Menschen mit Betreuungspflichten
Eine Errungenschaft der Informations- und Kommunikationstechnologie ist die Arbeit im Homeoffice. Diese wird von Menschen mit jüngeren Kindern oder mit pflegebedürftigen Angehörigen gern in Anspruch genommen, da sich Job und Betreuungspflichten dadurch leichter vereinbaren lassen. Meist sind es Frauen, die neben ihrem Beruf Betreuungstätigkeiten übernehmen.

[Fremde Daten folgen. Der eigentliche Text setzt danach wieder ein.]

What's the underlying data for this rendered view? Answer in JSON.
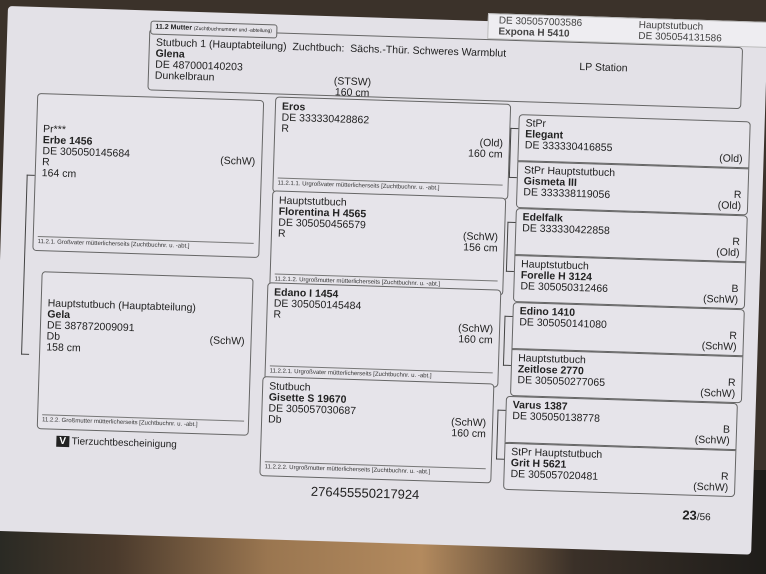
{
  "overlap_page": {
    "lines": [
      "Hauptstutbuch",
      "Expona H 5410",
      "DE 305054131586",
      "DE 305057003586"
    ]
  },
  "mother": {
    "tab": "11.2 Mutter",
    "tab_note": "(Zuchtbuchnummer und -abteilung)",
    "book": "Stutbuch 1 (Hauptabteilung)",
    "studbook_label": "Zuchtbuch:",
    "studbook": "Sächs.-Thür. Schweres Warmblut",
    "lp": "LP Station",
    "name": "Glena",
    "id": "DE 487000140203",
    "color": "Dunkelbraun",
    "breed": "(STSW)",
    "height": "160 cm"
  },
  "grandparents": [
    {
      "prefix": "Pr***",
      "name": "Erbe 1456",
      "id": "DE 305050145684",
      "color": "R",
      "height": "164 cm",
      "breed": "(SchW)",
      "caption": "11.2.1. Großvater mütterlicherseits [Zuchtbuchnr. u. -abt.]"
    },
    {
      "prefix": "Hauptstutbuch (Hauptabteilung)",
      "name": "Gela",
      "id": "DE 387872009091",
      "color": "Db",
      "height": "158 cm",
      "breed": "(SchW)",
      "caption": "11.2.2. Großmutter mütterlicherseits [Zuchtbuchnr. u. -abt.]"
    }
  ],
  "great_grandparents": [
    {
      "prefix": "",
      "name": "Eros",
      "id": "DE 333330428862",
      "color": "R",
      "breed": "(Old)",
      "height": "160 cm",
      "caption": "11.2.1.1. Urgroßvater mütterlicherseits [Zuchtbuchnr. u. -abt.]"
    },
    {
      "prefix": "Hauptstutbuch",
      "name": "Florentina H 4565",
      "id": "DE 305050456579",
      "color": "R",
      "breed": "(SchW)",
      "height": "156 cm",
      "caption": "11.2.1.2. Urgroßmutter mütterlicherseits [Zuchtbuchnr. u. -abt.]"
    },
    {
      "prefix": "",
      "name": "Edano I 1454",
      "id": "DE 305050145484",
      "color": "R",
      "breed": "(SchW)",
      "height": "160 cm",
      "caption": "11.2.2.1. Urgroßvater mütterlicherseits [Zuchtbuchnr. u. -abt.]"
    },
    {
      "prefix": "Stutbuch",
      "name": "Gisette S 19670",
      "id": "DE 305057030687",
      "color": "Db",
      "breed": "(SchW)",
      "height": "160 cm",
      "caption": "11.2.2.2. Urgroßmutter mütterlicherseits [Zuchtbuchnr. u. -abt.]"
    }
  ],
  "gen4": [
    {
      "prefix": "StPr",
      "name": "Elegant",
      "id": "DE 333330416855",
      "color": "",
      "breed": "(Old)"
    },
    {
      "prefix": "StPr  Hauptstutbuch",
      "name": "Gismeta III",
      "id": "DE 333338119056",
      "color": "R",
      "breed": "(Old)"
    },
    {
      "prefix": "",
      "name": "Edelfalk",
      "id": "DE 333330422858",
      "color": "R",
      "breed": "(Old)"
    },
    {
      "prefix": "Hauptstutbuch",
      "name": "Forelle H 3124",
      "id": "DE 305050312466",
      "color": "B",
      "breed": "(SchW)"
    },
    {
      "prefix": "",
      "name": "Edino 1410",
      "id": "DE 305050141080",
      "color": "R",
      "breed": "(SchW)"
    },
    {
      "prefix": "Hauptstutbuch",
      "name": "Zeitlose 2770",
      "id": "DE 305050277065",
      "color": "R",
      "breed": "(SchW)"
    },
    {
      "prefix": "",
      "name": "Varus 1387",
      "id": "DE 305050138778",
      "color": "B",
      "breed": "(SchW)"
    },
    {
      "prefix": "StPr  Hauptstutbuch",
      "name": "Grit H 5621",
      "id": "DE 305057020481",
      "color": "R",
      "breed": "(SchW)"
    }
  ],
  "footer": {
    "logo_letter": "V",
    "label": "Tierzuchtbescheinigung",
    "code": "276455550217924",
    "page": "23",
    "total": "/56"
  }
}
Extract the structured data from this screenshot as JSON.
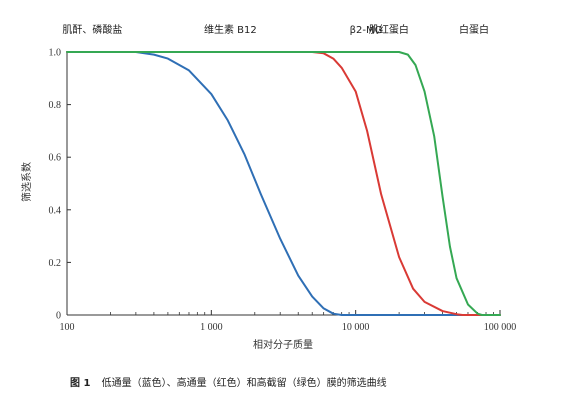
{
  "chart_data": {
    "type": "line",
    "xscale": "log",
    "xlim": [
      100,
      100000
    ],
    "ylim": [
      0,
      1.0
    ],
    "xlabel": "相对分子质量",
    "ylabel": "筛选系数",
    "x_ticks": [
      100,
      1000,
      10000,
      100000
    ],
    "x_tick_labels": [
      "100",
      "1 000",
      "10 000",
      "100 000"
    ],
    "y_ticks": [
      0,
      0.2,
      0.4,
      0.6,
      0.8,
      1.0
    ],
    "y_tick_labels": [
      "0",
      "0.2",
      "0.4",
      "0.6",
      "0.8",
      "1.0"
    ],
    "grid": false,
    "top_labels": [
      {
        "text": "肌酐、磷酸盐",
        "x": 150
      },
      {
        "text": "维生素 B12",
        "x": 1355
      },
      {
        "text": "β2-MG",
        "x": 11800
      },
      {
        "text": "肌红蛋白",
        "x": 17000
      },
      {
        "text": "白蛋白",
        "x": 66000
      }
    ],
    "series": [
      {
        "color": "#2f6fb5",
        "points": [
          [
            100,
            1.0
          ],
          [
            300,
            1.0
          ],
          [
            400,
            0.99
          ],
          [
            500,
            0.975
          ],
          [
            700,
            0.93
          ],
          [
            1000,
            0.84
          ],
          [
            1300,
            0.74
          ],
          [
            1700,
            0.61
          ],
          [
            2200,
            0.46
          ],
          [
            3000,
            0.29
          ],
          [
            4000,
            0.15
          ],
          [
            5000,
            0.07
          ],
          [
            6000,
            0.025
          ],
          [
            7000,
            0.005
          ],
          [
            8000,
            0.0
          ],
          [
            100000,
            0.0
          ]
        ]
      },
      {
        "color": "#d93a35",
        "points": [
          [
            100,
            1.0
          ],
          [
            5000,
            1.0
          ],
          [
            6000,
            0.995
          ],
          [
            7000,
            0.975
          ],
          [
            8000,
            0.94
          ],
          [
            10000,
            0.85
          ],
          [
            12000,
            0.7
          ],
          [
            15000,
            0.46
          ],
          [
            20000,
            0.22
          ],
          [
            25000,
            0.1
          ],
          [
            30000,
            0.05
          ],
          [
            40000,
            0.015
          ],
          [
            50000,
            0.003
          ],
          [
            55000,
            0.0
          ],
          [
            100000,
            0.0
          ]
        ]
      },
      {
        "color": "#35a853",
        "points": [
          [
            100,
            1.0
          ],
          [
            20000,
            1.0
          ],
          [
            23000,
            0.99
          ],
          [
            26000,
            0.95
          ],
          [
            30000,
            0.85
          ],
          [
            35000,
            0.68
          ],
          [
            40000,
            0.45
          ],
          [
            45000,
            0.26
          ],
          [
            50000,
            0.14
          ],
          [
            60000,
            0.04
          ],
          [
            70000,
            0.005
          ],
          [
            75000,
            0.0
          ],
          [
            100000,
            0.0
          ]
        ]
      }
    ]
  },
  "caption": {
    "figure": "图 1",
    "text": "低通量（蓝色）、高通量（红色）和高截留（绿色）膜的筛选曲线"
  }
}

Wer im Homeoffice tätig ist, neigt dazu, mehr zu arbeiten als im Büro. Pausen werden oft ausgelassen, Abende und Wochenenden zum Arbeiten genutzt. Eltern kleiner Kinder müssen berufliche Tätigkeiten in die Nachtstunden verlagern, wenn davor die Zeit dafür fehlt.

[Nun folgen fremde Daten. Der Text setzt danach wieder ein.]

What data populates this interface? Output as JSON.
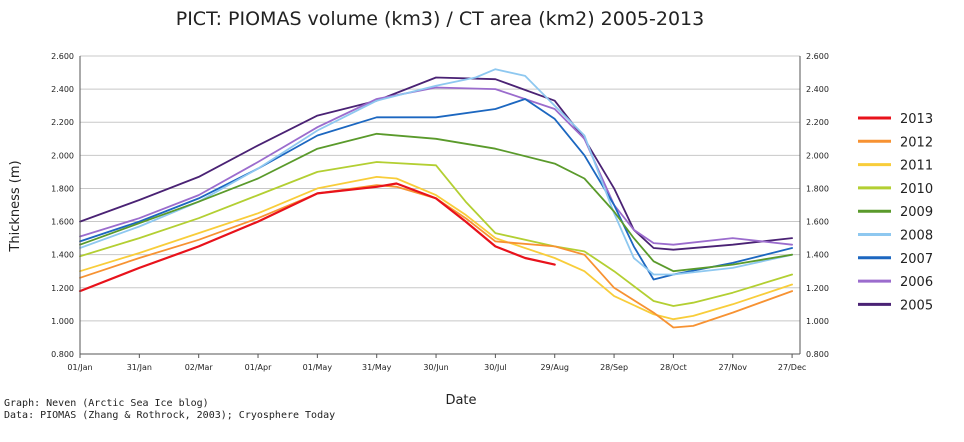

Die Ausstattung des Arbeitsplatzes zu Hause lässt oft zu wünschen übrig. Der Stand-PC oder das Notebook, häufig ein privates Gerät, ist zu langsam, Programme arbeiten nicht einwandfrei oder stürzen ab, die Internetverbindung weist nicht die erforderliche Bandbreite auf. Auch die Büromöbel entsprechen in vielen Fällen nicht den ergonomischen Anforderungen.

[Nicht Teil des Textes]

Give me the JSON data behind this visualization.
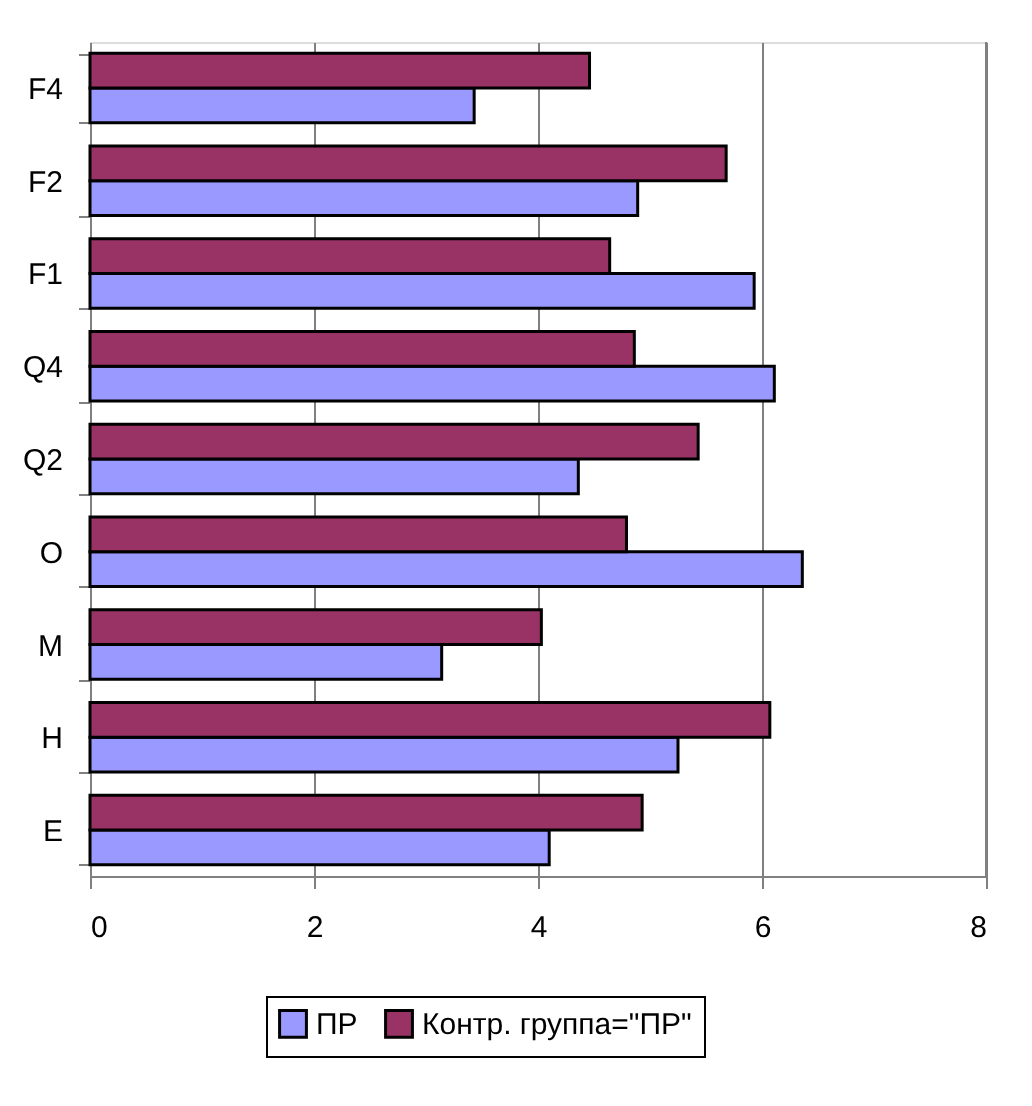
{
  "chart_data": {
    "type": "bar",
    "orientation": "horizontal",
    "categories": [
      "F4",
      "F2",
      "F1",
      "Q4",
      "Q2",
      "O",
      "M",
      "H",
      "E"
    ],
    "series": [
      {
        "name": "ПР",
        "color": "#9999ff",
        "values": [
          3.43,
          4.89,
          5.93,
          6.11,
          4.36,
          6.36,
          3.14,
          5.25,
          4.1
        ]
      },
      {
        "name": "Контр. группа=\"ПР\"",
        "color": "#993366",
        "values": [
          4.46,
          5.68,
          4.64,
          4.86,
          5.43,
          4.79,
          4.03,
          6.07,
          4.93
        ]
      }
    ],
    "xlim": [
      0,
      8
    ],
    "xticks": [
      0,
      2,
      4,
      6,
      8
    ],
    "grid": "x",
    "legend": "bottom"
  }
}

Ein weiterer Faktor, der die psychische Belastung im Homeoffice erhöht, sind laut Ponocny-Seliger fehlende direkte Kontakte: „Man kann nicht mit den Kollegen:Kolleginnen plaudern, z. B. in der Mittagspause in der Kantine. Es besteht die Gefahr der Vereinsamung.“ Wenn der Zeitpunkt ungünstig ist, um für ein Meeting ins Büro zu kommen, besteht bestenfalls die Möglichkeit, online teilzunehmen. Im Homeoffice wird man von Vorgesetzten auch leichter „übersehen“, was sich negativ auf die beruflichen Aufstiegschancen auswirkt.
Wichtige Meetings sollten so angesetzt werden, dass auch im Homeoffice tätige Beschäftigte in Präsenz teilnehmen können. Der:Die Arbeitgeber:in muss Arbeitsmittel wie Computer oder Mobiltelefon für die Arbeit im Homeoffice zur Verfügung stellen oder bei der Verwendung privater Geräte einen Kostenersatz leisten. Dabei ist darauf zu achten, dass die Ausstattung die technischen Anforderungen erfüllt und sich der:die Mitarbeiter:in bei Problemen an einen IT-Support wenden kann. Durch ständige Erreichbarkeit verursachter Stress lässt sich vermeiden, indem Telefonate und E-Mails auf vereinbarte Zeiten beschränkt werden.
Alter und Qualifikation
Ältere Beschäftigte haben eine langjährige Berufserfahrung und verfügen meist über ein für das Unternehmen wertvolles Wissen. Manche der früher geschätzten Fertigkeiten sind heute allerdings nicht mehr gefragt – etwa das Mitschreiben eines diktierten Texts. Diktierfunktion und Spracherkennungssoftware bieten hier bereits einen vollwertigen Ersatz. Übersetzungen und Buchhaltung werden ebenfalls zunehmend von KI-Anwendungen übernommen. Das Gefühl betroffener Arbeitnehmer:innen, „überflüssig“ geworden zu sein, beeinträchtigt den Selbstwert, dazu kommt die Angst vor Arbeitsplatzverlust.
Beschäftigte, deren Job durch die Digitalisierung wegfällt, müssen sich umschulen lassen – und das oft in einem Alter, in dem das Lernen nicht mehr so leicht fällt. Für Personen mit Lernschwierigkeiten, Prüfungsangst oder besonders negativen Erinnerungen an die Schulzeit stellt Lernen eine psychische Belastung dar. Dem könne man mit der Art der Vermittlung entgegenwirken, so Ponocny-Seliger: „Erwachsene werden oft wie Kinder unterrichtet, sie haben aber andere Fähigkeiten und Fertigkeiten. Digitalisierung bietet hier eine Chance: Der Lehrstoff lässt sich individuell anpassen, man kann in unterschiedlichem Tempo lernen und einzelne Module mehrmals wiederholen.“
Zusammenfassung
Die Chancen und Risiken der Digitalisierung unterscheiden sich je nach Diversitätsgruppe. Digitale Geräte und Anwendungen ermöglichen z. B. durch Homeoffice die Vereinbarkeit von Beruf und Familie und individualisiertes Lernen. Gleichzeitig besteht die Gefahr von Vereinsamung, Entgrenzung der Arbeit und zusätzlicher psychischer Belastung.